When at last it seemed the anticipation couldn’t have built any more, Voral raised his hands and, like a conductor cutting off the pit, the crowd grew silent. “Friends, neighbors, colleagues, from the Veilspur Mine to the Cragspire Refinery, we come together to say enough is enough!”
“Enough is enough!” they chanted back.
“We’ve been on our own for so long I doubt most of our newly arrived benefactors could even pick Duraxis off a star chart,” Voral continued. And he wasn’t wrong, Ensign Elara knew. She’d certainly never heard of Duraxis before they received their orders. “Where was Starfleet during the drought of ninety-five? Or when the Klingon raiders descended on us in ninety-eight? They know nothing of what we’ve endured, nor the successes we’ve made for ourselves, yet now they ride in on their high horse like somehow they know what’s best for us. Now, their ship and their engineers descend on us, and for what?”
The crowd was silent, waiting.
“To poison our children with their supposed water purification system?” Voral spat, vitriol rolling off his tongue. “Our wells and our filters worked just fine before!”
The crowd erupted in jeers, shouting how they or their loved ones had become sick from the water ever since Starfleet had replaced the colony’s trusty multi-stage filtration system with some fancy new paramolecular decontamination unit that they claimed would be far more efficient.
“Is that true?” Ensign Elara whispered quietly to her colleague.
“Unfortunately, yes,” Commander Gideon nodded. It had gotten so bad, in fact, that Doctor Goodwyn was forced to deploy a medical field unit to treat the sick while the Corps repaired the system. “Feng is clueless as to why though. She’s deployed hundreds of these across dozens of worlds, and never before has there been an incident.” Truth be told, it was low tech stuff, leveraging well-understood mechanisms that’d been put to practice for hundreds of years.
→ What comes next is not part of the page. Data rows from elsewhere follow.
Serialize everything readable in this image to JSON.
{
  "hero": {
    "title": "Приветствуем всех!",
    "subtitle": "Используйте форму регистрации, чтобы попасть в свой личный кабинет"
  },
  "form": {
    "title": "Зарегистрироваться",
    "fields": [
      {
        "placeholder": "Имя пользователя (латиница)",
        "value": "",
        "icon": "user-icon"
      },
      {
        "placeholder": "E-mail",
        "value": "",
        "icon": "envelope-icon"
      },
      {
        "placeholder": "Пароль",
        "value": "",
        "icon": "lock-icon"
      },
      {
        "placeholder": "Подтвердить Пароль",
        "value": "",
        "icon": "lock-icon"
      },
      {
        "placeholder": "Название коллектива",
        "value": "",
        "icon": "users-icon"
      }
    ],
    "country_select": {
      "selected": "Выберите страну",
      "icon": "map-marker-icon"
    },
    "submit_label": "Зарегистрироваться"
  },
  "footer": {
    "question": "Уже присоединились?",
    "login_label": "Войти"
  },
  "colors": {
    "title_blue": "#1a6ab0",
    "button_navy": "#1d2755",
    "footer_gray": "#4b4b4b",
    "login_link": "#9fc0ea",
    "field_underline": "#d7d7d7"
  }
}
“And what of their empty promises to fix our subspace communications array?” Voral poured more fuel on the fire. “Just delays, delays, and more delays! If I shout up at the sky, my grandmother on Kyban is as likely to hear me as if I use their fancy new system!”
Again, the crowd erupted.
Ensign Elara looked at Commander Gideon again. “What about that?”
“Westmoreland says his shit keeps going missing,” sighed Commander Gideon. “And even stuff he’s sure they fixed, it ends up broken again. His best guess is the locals.”
“There are solutions to that…” Ensign Elara mused. “Can’t Rivera do something?” The Pacific Palisades had a well-staffed security department, and while Lieutenant Commander Gabe Rivera wasn’t the greatest security chief ever to exist, surely he and his team could protect a handful of power couplers and subspace antennas.
“That useless bag of air…” Commander Gideon grumbled. “He’d probably accidentally shoot someone or something.” It didn’t take an empath to sense his displeasure he felt towards their security chief. Commander Gideon had taken his assignment aboard the Pacific Palisades as a stepping stone to greater things, but what he found aboard the California class utility cruiser was a ship full of mediocrity, save for a few of the young ones like Ensign Alessa Elara.
All around them, the crowd’s anger just continued to build. “Better off before!” Their chant was loud and rhythmic, their fists pumping the air, their feet pounding dirt, rage in their eyes. “Better off before! Better off before!”
“Are we sure this was a good idea?” Ensign Elara whispered.
“I’m really not sure,” admitted Commander Gideon.